Les désordres hydro-électrolytiques
De tous les paramètres hydro- électrolytiques, le plus fréquemment perturbé est la natrémie, dont le taux est abaissé. Parfois complication spontanée, surtout lorsqu’il s’agit d’ascites qui se pérénnisent ou se répètent, cette hyponatrémie peut ailleurs être consécutive à l’administration de diurétiques, et son apparition impose l’arrêt du traitement.
L’insuffisance rénale
Dans le cadre d’un syndrome dit « hépato-rénal », l’insuffisance rénale se traduit biologiquement par une élévation dans le sang de l’urée et surtout de la créatinine, avec parfois hyperkaliémie et, cliniquement, par une diminution constante de la diurèse. Dans ce cas également, il peut s’agir d’un accident évolutif survenu spontanément à un stade avancé de la maladie ou d’une complication iatrogène, liée cette fois encore à l’administration de diurétiques. Cette insuffisance rénale est en rapport avec une diminution du flux sanguin rénal, et l’interruption du traitement s’impose. Elle est fonctionnelle : de tels reins peuvent être utilisés pour une transplantation.

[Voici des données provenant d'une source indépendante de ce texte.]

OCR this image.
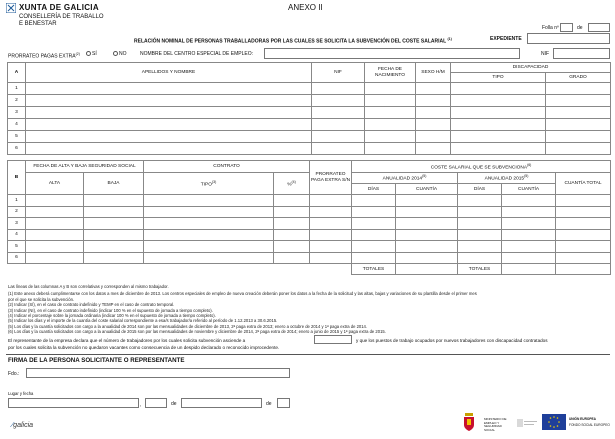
XUNTA DE GALICIA
CONSELLERÍA DE TRABALLO
E BENESTAR
ANEXO II
Folla nº	de
RELACIÓN NOMINAL DE PERSONAS TRABALLADORAS POR LAS CUALES SE SOLICITA LA SUBVENCIÓN DEL COSTE SALARIAL $^{(1)}$	EXPEDIENTE
PRORRATEO PAGAS EXTRA$^{(2)}$	SÍ	NO	NOMBRE DEL CENTRO ESPECIAL DE EMPLEO:	NIF
A	APELLIDOS Y NOMBRE	NIF	FECHA DE NACIMIENTO	SEXO H/M	DISCAPACIDAD	
					TIPO	GRADO
1						
2						
3						
4						
5						
6						
B	FECHA DE ALTA Y BAJA SEGURIDAD SOCIAL		CONTRATO		PRORRATEO PAGA EXTRA S/N	COSTE SALARIAL QUE SE SUBVENCIONA$^{(6)}$
	ALTA	BAJA	TIPO$^{(3)}$	%$^{(4)}$		ANUALIDAD 2014$^{(5)}$		ANUALIDAD 2015$^{(5)}$		CUANTÍA TOTAL
						DÍAS	CUANTÍA	DÍAS	CUANTÍA	
1										
2										
3										
4										
5										
6										
						TOTALES		TOTALES		

Las líneas de las columnas A y B son correlativas y corresponden al mismo trabajador.

(1) Este anexo deberá cumplimentarse con los datos a mes de diciembre de 2013. Los centros especiales de empleo de nueva creación deberán poner los datos a la fecha de la solicitud y las altas, bajas y variaciones de su plantilla desde el primer mes

por el que se solicita la subvención.

(2) Indicar (SÍ), en el caso de contrato indefinido y TEMP en el caso de contrato temporal.

(3) Indicar (NI), en el caso de contrato indefinido (indicar 100 % en el supuesto de jornada a tiempo completo).

(4) Indicar el porcentaje sobre la jornada ordinaria (indicar 100 % en el supuesto de jornada a tiempo completo).

(5) Indicar los días y el importe de la cuantía del coste salarial correspondiente a esa/s trabajador/a referido al período de 1.12.2013 a 30.6.2015.

(5) Los días y la cuantía solicitados con cargo a la anualidad de 2014 son por las mensualidades de diciembre de 2013, 2ª paga extra de 2013; enero a octubre de 2014 y 1ª paga extra de 2014.

(6) Los días y la cuantía solicitados con cargo a la anualidad de 2015 son por las mensualidades de noviembre y diciembre de 2014, 2ª paga extra de 2014; enero a junio de 2015 y 1ª paga extra de 2015.

El representante de la empresa declara que el número de trabajadores por los cuales solicita subvención asciende a	y que los puestos de trabajo ocupados por nuevos trabajadores con discapacidad contratados
por los cuales solicita la subvención no quedaron vacantes como consecuencia de un despido declarado o reconocido improcedente.
FIRMA DE LA PERSONA SOLICITANTE O REPRESENTANTE
Fdo.:
Lugar y fecha
,	de	de
⁄galicia
MINISTERIO DE EMPLEO Y SEGURIDAD SOCIAL
UNIÓN EUROPEA
FONDO SOCIAL EUROPEO
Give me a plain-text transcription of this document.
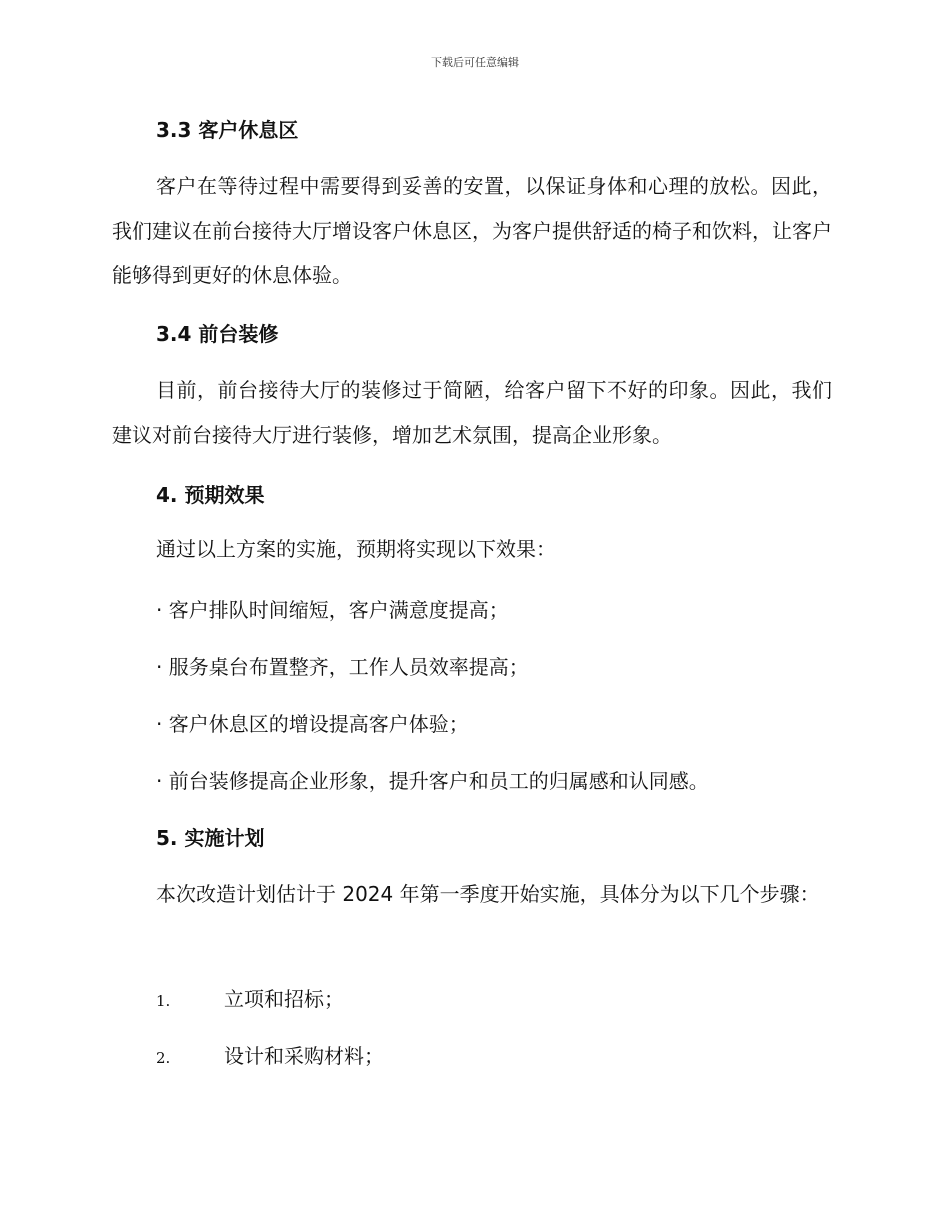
下载后可任意编辑
3.3 客户休息区

客户在等待过程中需要得到妥善的安置，以保证身体和心理的放松。因此，我们建议在前台接待大厅增设客户休息区，为客户提供舒适的椅子和饮料，让客户能够得到更好的休息体验。

3.4 前台装修

目前，前台接待大厅的装修过于简陋，给客户留下不好的印象。因此，我们建议对前台接待大厅进行装修，增加艺术氛围，提高企业形象。

4. 预期效果

通过以上方案的实施，预期将实现以下效果：

· 客户排队时间缩短，客户满意度提高；

· 服务桌台布置整齐，工作人员效率提高；

· 客户休息区的增设提高客户体验；

· 前台装修提高企业形象，提升客户和员工的归属感和认同感。

5. 实施计划

本次改造计划估计于 2024 年第一季度开始实施，具体分为以下几个步骤：

1.	立项和招标；

2.	设计和采购材料；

Les infections bactériennes
Dues le plus souvent à des germes Cram négatif, les infections bactériennes sont de mauvais pronostic. L’éventualité doit en être systématiquement évoquée chez un cir- rhotique dans le cadre d’une septicémie, ou devant tout épisode fébrile. A la ponction, le liquide offre un aspect louche ou est franchement purulent ; l’analyse met en évidence une augmentation du taux de protides et une élévation du nombre d’éléments (souvent supérieur à 1 000 par millimètre cube), avec une nette prédominance des polynucléaires, puisque ces cellules — en général altérées — représentent plus de 80 % de l’ensemble.
De même, devant une aggravation de l’ascite, faut-il savoir évoquer la responsabilité d’une infection occulte et savoir la rechercher alors même que les signes infectieux généraux font défaut. Dans ce cas, le liquide est habituellement trouble mais il peut aussi être d’aspect citrin ; il contient plus de 300 éléments cellulaires par millimètre cube pour un pourcentage de polynucléaires supérieur à 10 %. A la culture, on met habituellement en évidence des bactéries intestinales, mais il faut toujours envisager l’éventualité d’une péritonite tuberculeuse.
La rupture de l’ombilic
Complication rare des ascites volumineuses, la rupture de l’ombilic est due à l’ulcération de la paroi abdominale, amincie à ce niveau. Cette rupture est naturellement source de complications infectieuses majeures, et son pronostic est très péjoratif.